Different definitions of independent random variables

Question

Let $X$ and $Y$ be random variables with a joint density function. In some books, the independence of $X$ and $Y$ is defined as \begin{equation} P(X\in A,\ Y\in B)=P(X\in A)P(Y\in B) \tag{1} \end{equation} for all Borel subsets $A,B\subseteq\mathbb{R}$. In other books (and Wikipedia), the independence is defined as $$F_{X,Y}(x,y)=F_X(x)F_Y(y).\tag{2}$$ for all $x,y\in\mathbb{R}$, where $F$s are the cumulative distribution functions.
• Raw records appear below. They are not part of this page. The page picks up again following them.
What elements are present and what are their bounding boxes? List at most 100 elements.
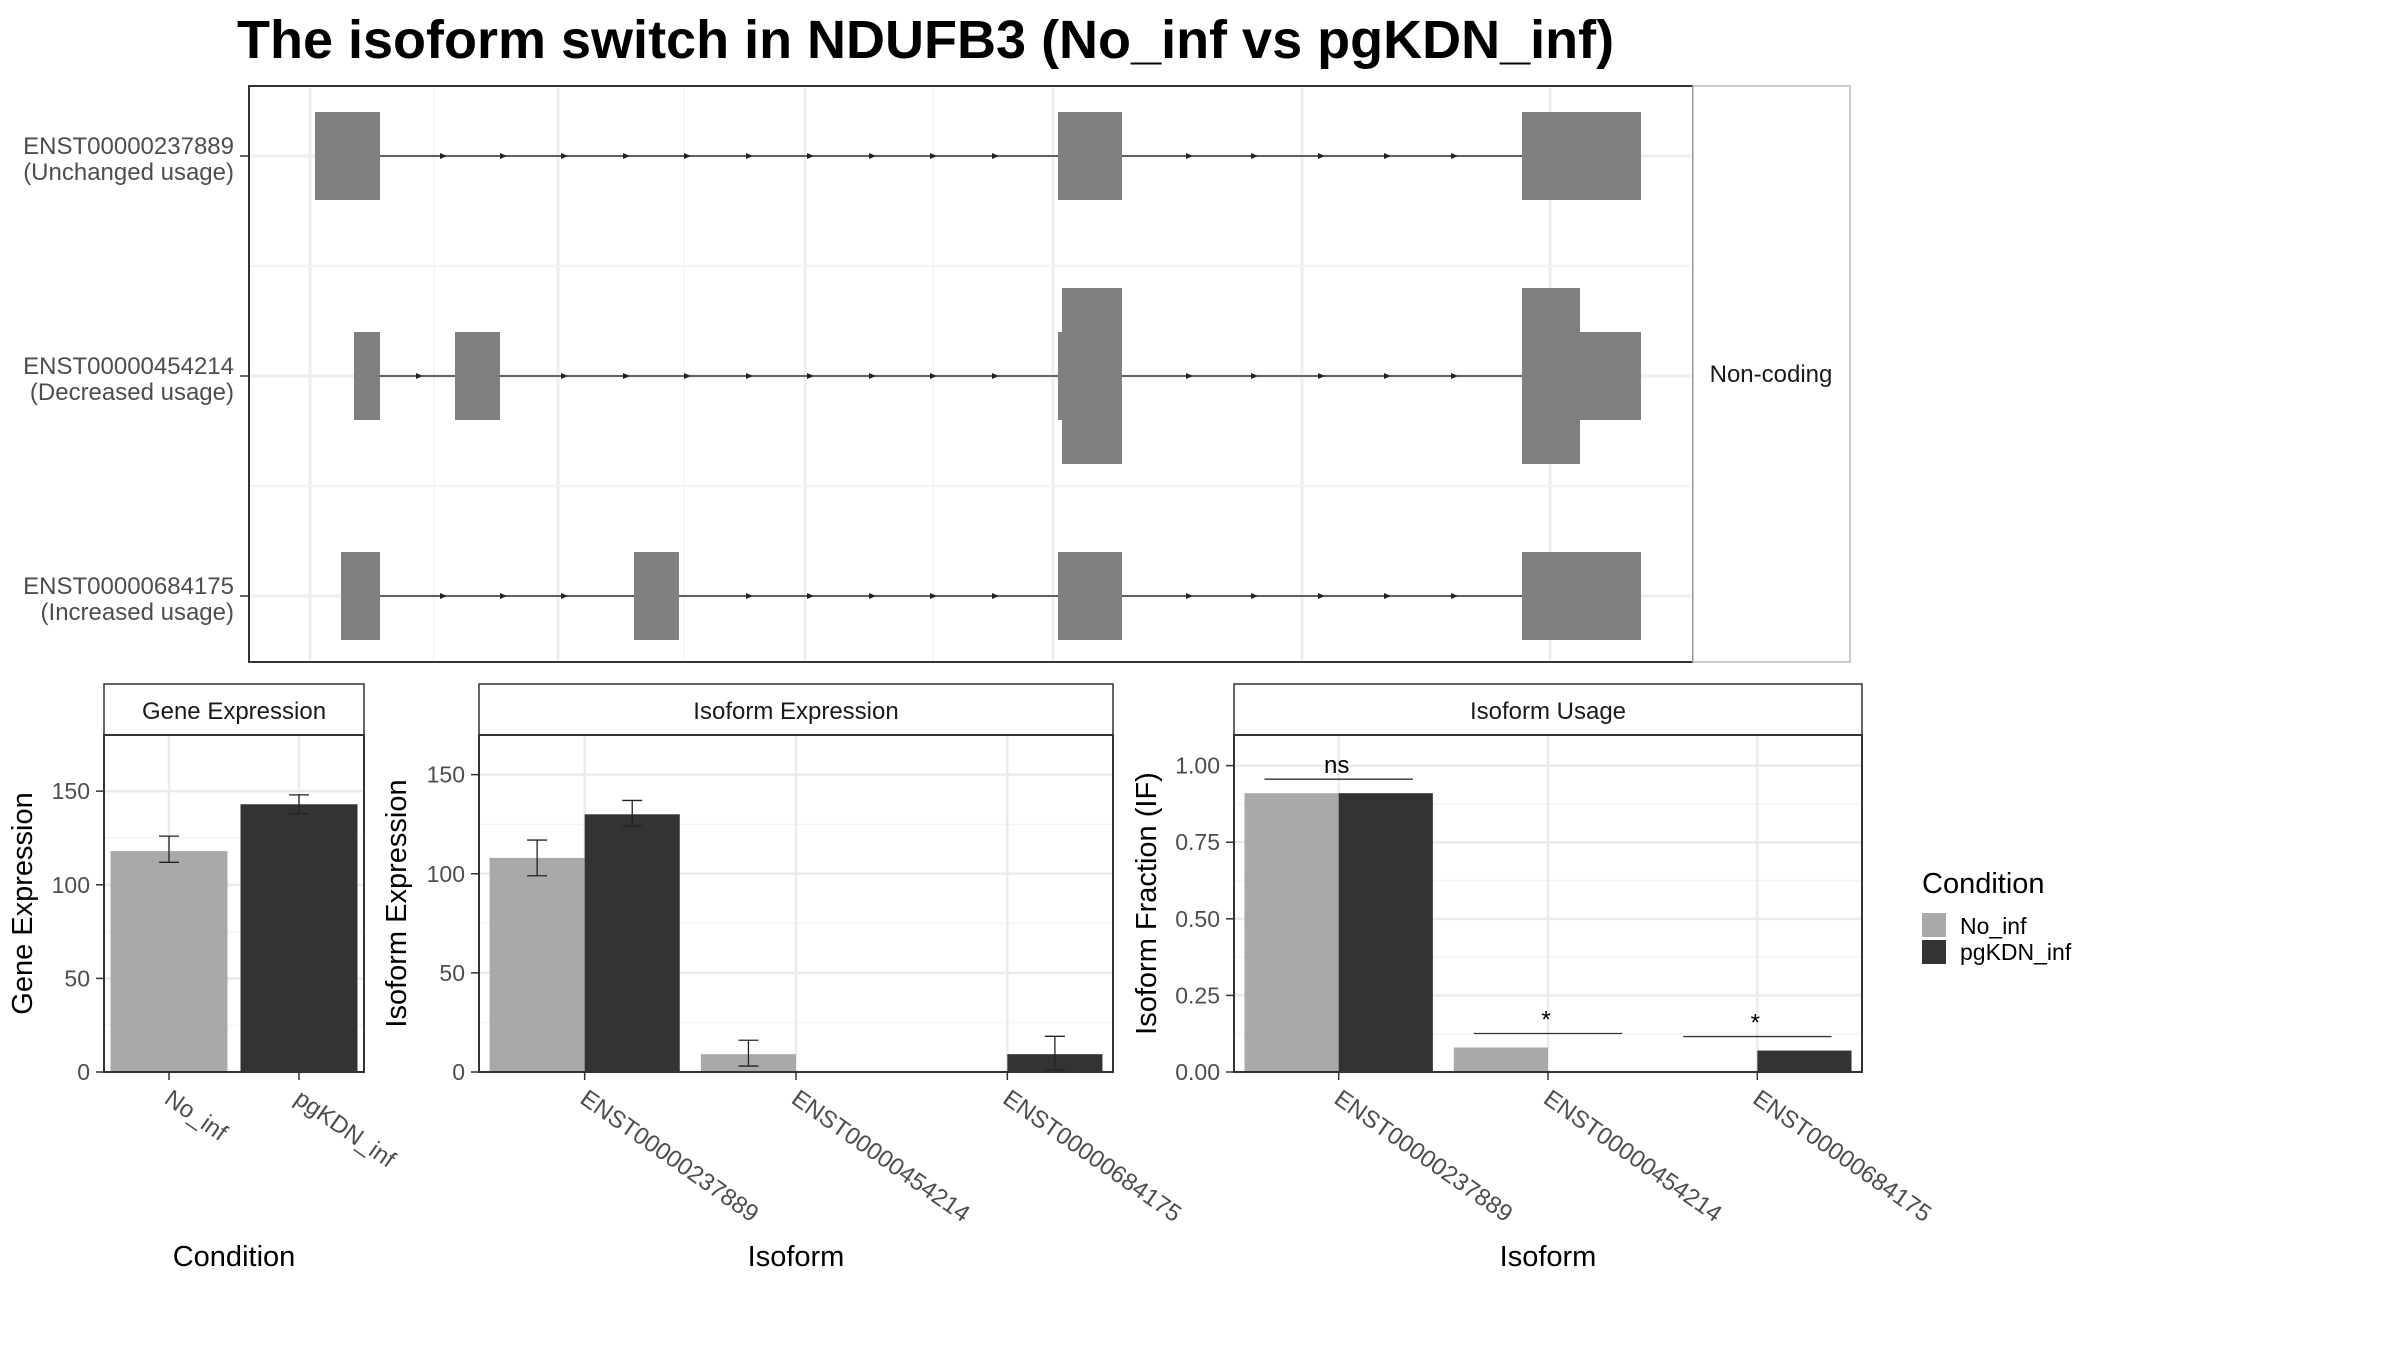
intron-direction-arrow: [684, 153, 691, 159]
exon-block: [1522, 552, 1641, 640]
intron-direction-arrow: [992, 373, 999, 379]
legend-label-no-inf: No_inf: [1960, 913, 2027, 939]
exon-block: [1522, 112, 1641, 200]
isoform-usage-label: (Decreased usage): [30, 379, 234, 406]
y-tick-label: 0.25: [1175, 982, 1220, 1008]
panel-strip-label: Isoform Expression: [693, 698, 898, 725]
y-tick-label: 150: [52, 778, 90, 804]
isoform-id-label: ENST00000684175: [23, 573, 234, 600]
intron-direction-arrow: [807, 373, 814, 379]
intron-direction-arrow: [1318, 373, 1325, 379]
y-axis-title: Gene Expression: [7, 792, 39, 1014]
figure-title: The isoform switch in NDUFB3 (No_inf vs …: [237, 10, 1614, 70]
legend-title: Condition: [1922, 868, 2045, 900]
isoform-id-label: ENST00000237889: [23, 133, 234, 160]
y-tick-label: 0.75: [1175, 829, 1220, 855]
exon-block: [634, 552, 679, 640]
isoform-usage-label: (Increased usage): [41, 599, 234, 626]
intron-direction-arrow: [1186, 373, 1193, 379]
significance-label: *: [1751, 1010, 1760, 1037]
bar: [489, 857, 585, 1072]
intron-direction-arrow: [992, 593, 999, 599]
intron-direction-arrow: [1451, 153, 1458, 159]
intron-direction-arrow: [869, 373, 876, 379]
legend-label-pgkdn-inf: pgKDN_inf: [1960, 939, 2072, 965]
y-axis-title: Isoform Expression: [381, 779, 413, 1027]
intron-direction-arrow: [807, 153, 814, 159]
legend-swatch-pgkdn-inf: [1922, 940, 1946, 964]
x-tick-label: ENST00000684175: [1748, 1085, 1936, 1228]
intron-direction-arrow: [440, 593, 447, 599]
intron-direction-arrow: [440, 153, 447, 159]
intron-direction-arrow: [1186, 593, 1193, 599]
intron-direction-arrow: [746, 373, 753, 379]
exon-block: [1058, 552, 1122, 640]
legend-swatch-no-inf: [1922, 913, 1946, 937]
bar: [1757, 1050, 1852, 1072]
intron-direction-arrow: [1384, 153, 1391, 159]
bar: [1244, 793, 1339, 1072]
intron-direction-arrow: [1318, 153, 1325, 159]
x-axis-title: Condition: [173, 1241, 296, 1273]
intron-direction-arrow: [930, 593, 937, 599]
y-tick-label: 0: [452, 1059, 465, 1085]
gene-expression-panel: Gene Expression 0 50 100 150 No_inf pgKDN_inf C…: [7, 683, 401, 1273]
x-tick-label: ENST00000454214: [787, 1085, 975, 1228]
isoform-id-label: ENST00000454214: [23, 353, 234, 380]
y-tick-label: 50: [439, 960, 465, 986]
exon-block: [1058, 332, 1062, 420]
intron-direction-arrow: [746, 153, 753, 159]
isoform-expression-panel: Isoform Expression 0 50 100 150 ENST000002378…: [381, 683, 1186, 1273]
intron-direction-arrow: [623, 153, 630, 159]
isoform-usage-label: (Unchanged usage): [23, 159, 234, 186]
x-tick-label: pgKDN_inf: [290, 1085, 401, 1174]
intron-direction-arrow: [1384, 593, 1391, 599]
intron-direction-arrow: [930, 153, 937, 159]
bar: [1453, 1047, 1548, 1072]
y-tick-label: 1.00: [1175, 753, 1220, 779]
y-tick-label: 0: [77, 1059, 90, 1085]
y-tick-label: 50: [64, 965, 90, 991]
y-tick-label: 150: [427, 762, 465, 788]
exon-block: [354, 332, 380, 420]
bar: [110, 851, 228, 1072]
bar: [240, 804, 358, 1072]
legend: Condition No_inf pgKDN_inf: [1922, 868, 2072, 965]
intron-direction-arrow: [746, 593, 753, 599]
panel-strip-label: Isoform Usage: [1470, 698, 1626, 725]
intron-direction-arrow: [500, 153, 507, 159]
panel-strip: [478, 683, 1114, 736]
exon-block: [1580, 332, 1641, 420]
intron-direction-arrow: [1251, 373, 1258, 379]
panel-strip-label: Gene Expression: [142, 698, 326, 725]
exon-block: [315, 112, 380, 200]
x-axis-title: Isoform: [748, 1241, 845, 1273]
exon-block: [1522, 288, 1580, 464]
intron-direction-arrow: [1251, 153, 1258, 159]
intron-direction-arrow: [500, 593, 507, 599]
intron-direction-arrow: [869, 593, 876, 599]
intron-direction-arrow: [1451, 593, 1458, 599]
y-axis-title: Isoform Fraction (IF): [1131, 772, 1163, 1035]
panel-strip: [103, 683, 365, 736]
exon-block: [1058, 112, 1122, 200]
y-tick-label: 100: [52, 872, 90, 898]
structure-strip-label: Non-coding: [1710, 361, 1833, 388]
plot-border: [103, 734, 365, 1073]
bar: [584, 814, 680, 1072]
exon-block: [1062, 288, 1122, 464]
x-tick-label: ENST00000237889: [1329, 1085, 1517, 1228]
intron-direction-arrow: [992, 153, 999, 159]
intron-direction-arrow: [1451, 373, 1458, 379]
significance-label: ns: [1324, 752, 1349, 779]
bar: [1338, 793, 1433, 1072]
intron-direction-arrow: [684, 373, 691, 379]
isoform-usage-panel: Isoform Usage ns * * 0.00 0.25 0.50 0.75 1.00 ENS…: [1131, 683, 1936, 1273]
exon-block: [341, 552, 380, 640]
intron-direction-arrow: [1384, 373, 1391, 379]
intron-direction-arrow: [623, 373, 630, 379]
intron-direction-arrow: [561, 373, 568, 379]
x-axis-title: Isoform: [1500, 1241, 1597, 1273]
x-tick-label: No_inf: [160, 1085, 233, 1147]
y-tick-label: 0.50: [1175, 906, 1220, 932]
Presumably they are equivalent. (1)$\Rightarrow$(2) is clear from the definition of $F$. For (1)$\Leftarrow$(2), it is easy to show that $$P(X\in I,\ Y\in J)=P(X\in I)P(Y\in J)$$ for all intervals $I,J\subseteq\mathbb{R}$. I'm guessing that this implies (1). Am I right? If so, I would appreciate an outline of proof, thank you.

Answer 1

First fix $I$. Let $\mathcal C$ be those measurable sets $C$ such that $$ P(X \in I,\ Y \in C) = P(X \in I) P(Y \in C) .$$ Use Dynkin's $\pi$-$\lambda$ Theorem to see that $\mathcal C$ is a $\sigma$-algebra containing all intervals, and hence $\mathcal C$ contains all Borel sets.
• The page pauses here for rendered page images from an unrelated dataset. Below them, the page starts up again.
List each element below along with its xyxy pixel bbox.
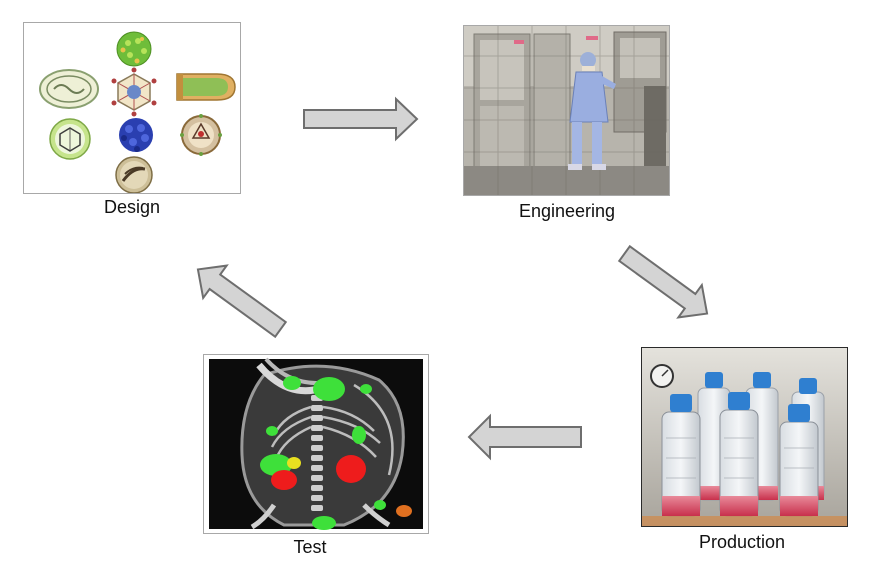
design-panel <box>23 22 241 194</box>
culture-bottle-icon <box>779 404 819 517</box>
virus-sphere-green-icon <box>116 31 152 67</box>
virus-oval-icon <box>39 69 99 109</box>
virus-bullet-icon <box>176 73 236 101</box>
virus-icosahedron-icon <box>111 67 157 117</box>
virus-rod-icon <box>115 156 153 193</box>
arrow-test-to-design <box>196 264 288 339</box>
engineering-label: Engineering <box>518 201 616 221</box>
lab-worker-icon <box>568 52 616 170</box>
test-panel <box>203 354 429 534</box>
culture-bottle-icon <box>719 392 759 517</box>
production-panel <box>641 347 848 527</box>
arrow-production-to-test <box>467 413 582 461</box>
virus-enveloped-icon <box>180 114 222 156</box>
test-label: Test <box>293 537 327 557</box>
arrow-design-to-engineering <box>303 96 419 142</box>
virus-blue-icon <box>119 118 153 152</box>
mouse-scan-icon <box>240 357 412 530</box>
production-label: Production <box>698 532 786 552</box>
arrow-engineering-to-production <box>617 244 709 319</box>
engineering-panel <box>463 25 670 196</box>
design-label: Design <box>103 197 161 217</box>
virus-hexagon-icon <box>49 118 91 160</box>
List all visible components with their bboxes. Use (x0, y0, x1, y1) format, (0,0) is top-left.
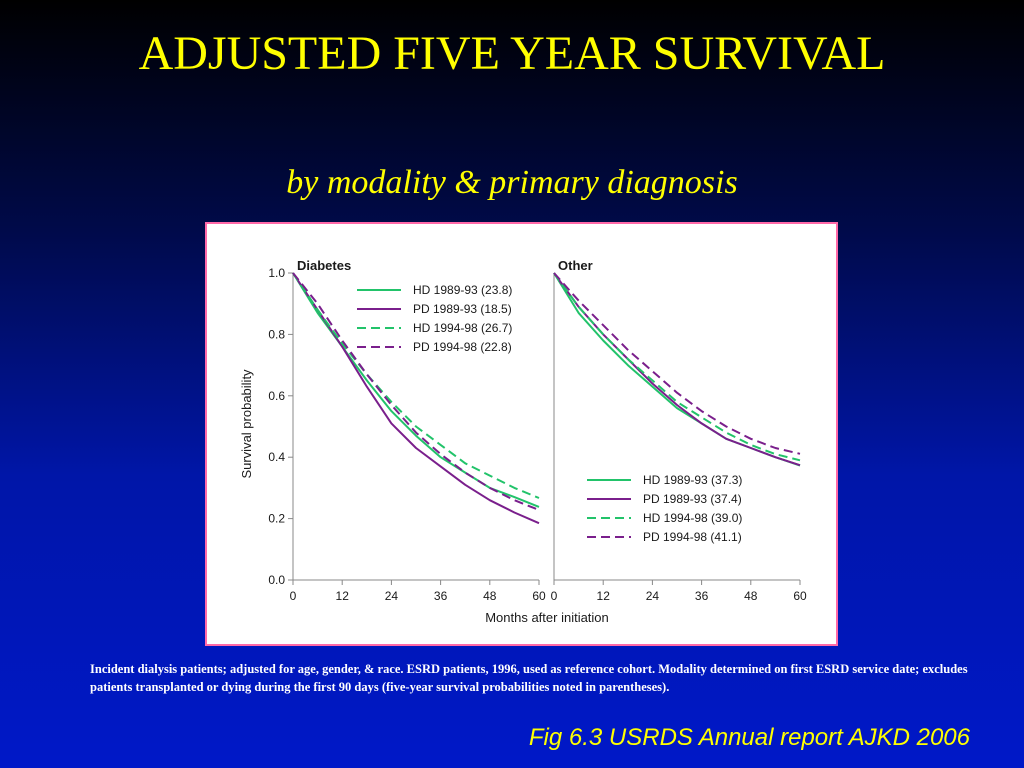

Then fix a Borel set $B$, and let $\mathcal D$ be those sets $D$ such that $$ P(X \in D,\ Y \in B) = P(X \in D) P(Y \in B) .$$ Use Dynkin's $\pi$-$\lambda$ Theorem to see that $\mathcal D$ is a $\sigma$-algebra containing all intervals, and hence $\mathcal D$ contains all Borel sets.